Strategy consisting of piling all your ships into one stack is no strategy at all and is not much fun. This has been a problem with other Paradox games in the past and most of the solutions used by those games would not be a good fit here.

Supply/attrition does not fit the setting well.

I favor the approach of applying a large penalty to both evasion and firepower past a certain size. Unfortunately I realize that this sounds much easier than it is since it is only the first part of the problem.

Once there is a mechanism to discourage doom stacks you then need to teach the AI to formulate a plan using multiple forces to go for multiple objectives at once, instead of the much simpler (simplistic) one at a time approach.
Supply still makes a ton of sense. Energy has to come from somewhere. We don't just pull it out of nowhere.

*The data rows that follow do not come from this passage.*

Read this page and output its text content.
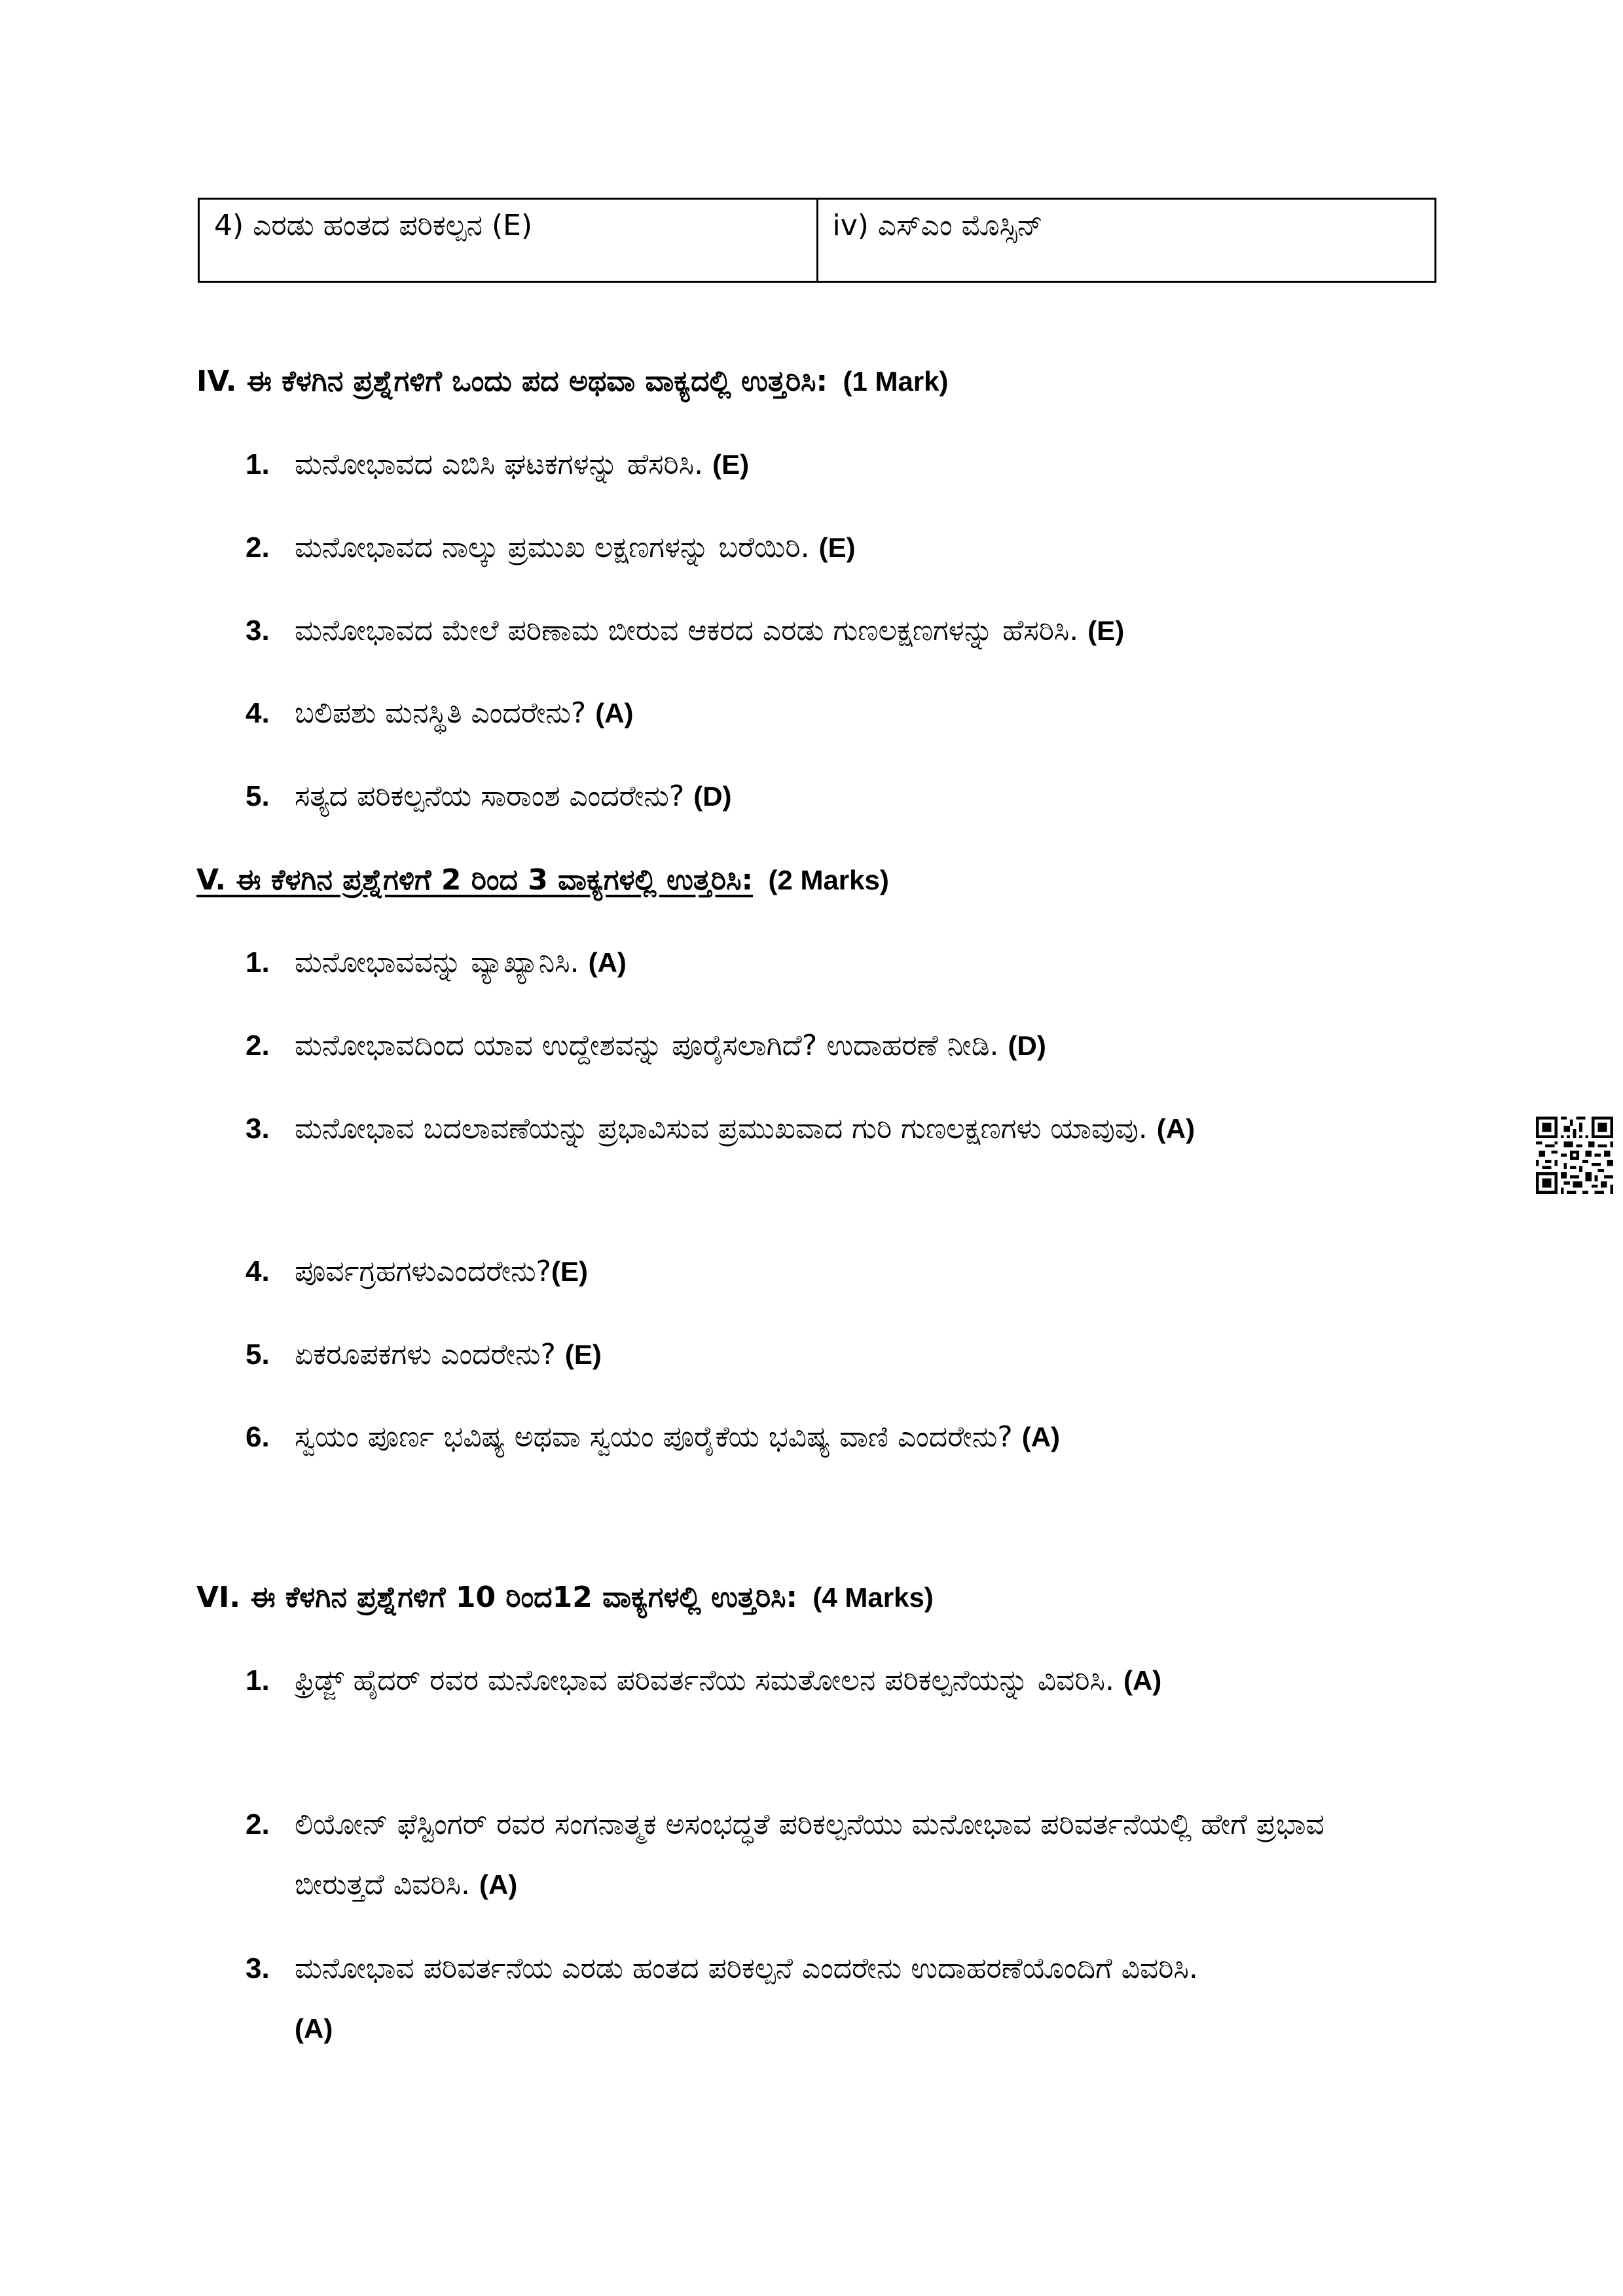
4) ಎರಡು ಹಂತದ ಪರಿಕಲ್ಪನ (E)	iv) ಎಸ್ಎಂ ಮೊಸ್ಸಿನ್
IV. ಈ ಕೆಳಗಿನ ಪ್ರಶ್ನೆಗಳಿಗೆ ಒಂದು ಪದ ಅಥವಾ ವಾಕ್ಯದಲ್ಲಿ ಉತ್ತರಿಸಿ: (1 Mark)
1. ಮನೋಭಾವದ ಎಬಿಸಿ ಘಟಕಗಳನ್ನು ಹೆಸರಿಸಿ. (E)
2. ಮನೋಭಾವದ ನಾಲ್ಕು ಪ್ರಮುಖ ಲಕ್ಷಣಗಳನ್ನು ಬರೆಯಿರಿ. (E)
3. ಮನೋಭಾವದ ಮೇಲೆ ಪರಿಣಾಮ ಬೀರುವ ಆಕರದ ಎರಡು ಗುಣಲಕ್ಷಣಗಳನ್ನು ಹೆಸರಿಸಿ. (E)
4. ಬಲಿಪಶು ಮನಸ್ಥಿತಿ ಎಂದರೇನು? (A)
5. ಸತ್ಯದ ಪರಿಕಲ್ಪನೆಯ ಸಾರಾಂಶ ಎಂದರೇನು? (D)
V. ಈ ಕೆಳಗಿನ ಪ್ರಶ್ನೆಗಳಿಗೆ 2 ರಿಂದ 3 ವಾಕ್ಯಗಳಲ್ಲಿ ಉತ್ತರಿಸಿ: (2 Marks)
1. ಮನೋಭಾವವನ್ನು ವ್ಯಾಖ್ಯಾನಿಸಿ. (A)
2. ಮನೋಭಾವದಿಂದ ಯಾವ ಉದ್ದೇಶವನ್ನು ಪೂರೈಸಲಾಗಿದೆ? ಉದಾಹರಣೆ ನೀಡಿ. (D)
3. ಮನೋಭಾವ ಬದಲಾವಣೆಯನ್ನು ಪ್ರಭಾವಿಸುವ ಪ್ರಮುಖವಾದ ಗುರಿ ಗುಣಲಕ್ಷಣಗಳು ಯಾವುವು. (A)
4. ಪೂರ್ವಗ್ರಹಗಳುಎಂದರೇನು?(E)
5. ಏಕರೂಪಕಗಳು ಎಂದರೇನು? (E)
6. ಸ್ವಯಂ ಪೂರ್ಣ ಭವಿಷ್ಯ ಅಥವಾ ಸ್ವಯಂ ಪೂರೈಕೆಯ ಭವಿಷ್ಯ ವಾಣಿ ಎಂದರೇನು? (A)
VI. ಈ ಕೆಳಗಿನ ಪ್ರಶ್ನೆಗಳಿಗೆ 10 ರಿಂದ12 ವಾಕ್ಯಗಳಲ್ಲಿ ಉತ್ತರಿಸಿ: (4 Marks)
1. ಫ್ರಿಡ್ಜ್ ಹೈದರ್ ರವರ ಮನೋಭಾವ ಪರಿವರ್ತನೆಯ ಸಮತೋಲನ ಪರಿಕಲ್ಪನೆಯನ್ನು ವಿವರಿಸಿ. (A)
2. ಲಿಯೋನ್ ಫೆಸ್ಟಿಂಗರ್ ರವರ ಸಂಗನಾತ್ಮಕ ಅಸಂಭದ್ಧತೆ ಪರಿಕಲ್ಪನೆಯು ಮನೋಭಾವ ಪರಿವರ್ತನೆಯಲ್ಲಿ ಹೇಗೆ ಪ್ರಭಾವ ಬೀರುತ್ತದೆ ವಿವರಿಸಿ. (A)
3. ಮನೋಭಾವ ಪರಿವರ್ತನೆಯ ಎರಡು ಹಂತದ ಪರಿಕಲ್ಪನೆ ಎಂದರೇನು ಉದಾಹರಣೆಯೊಂದಿಗೆ ವಿವರಿಸಿ. (A)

Missiles don't form from the nether, ready to fire. I propose a supply/ordnance system, with supplies consumed at a set rate, based on ship size and engines (energy costs; going faster = more energy), and ordnance as a, "catch all" missile/mass driver consumable.

This would mean you'd need to create supply ships to resupply your warships; those same ships are consuming the supplies as well, leading to less and less effectiveness the more you need, and a greater reliance on them for your warfleet. You have a doomstack? Great! Kill the supply ships. Watch 'em starve.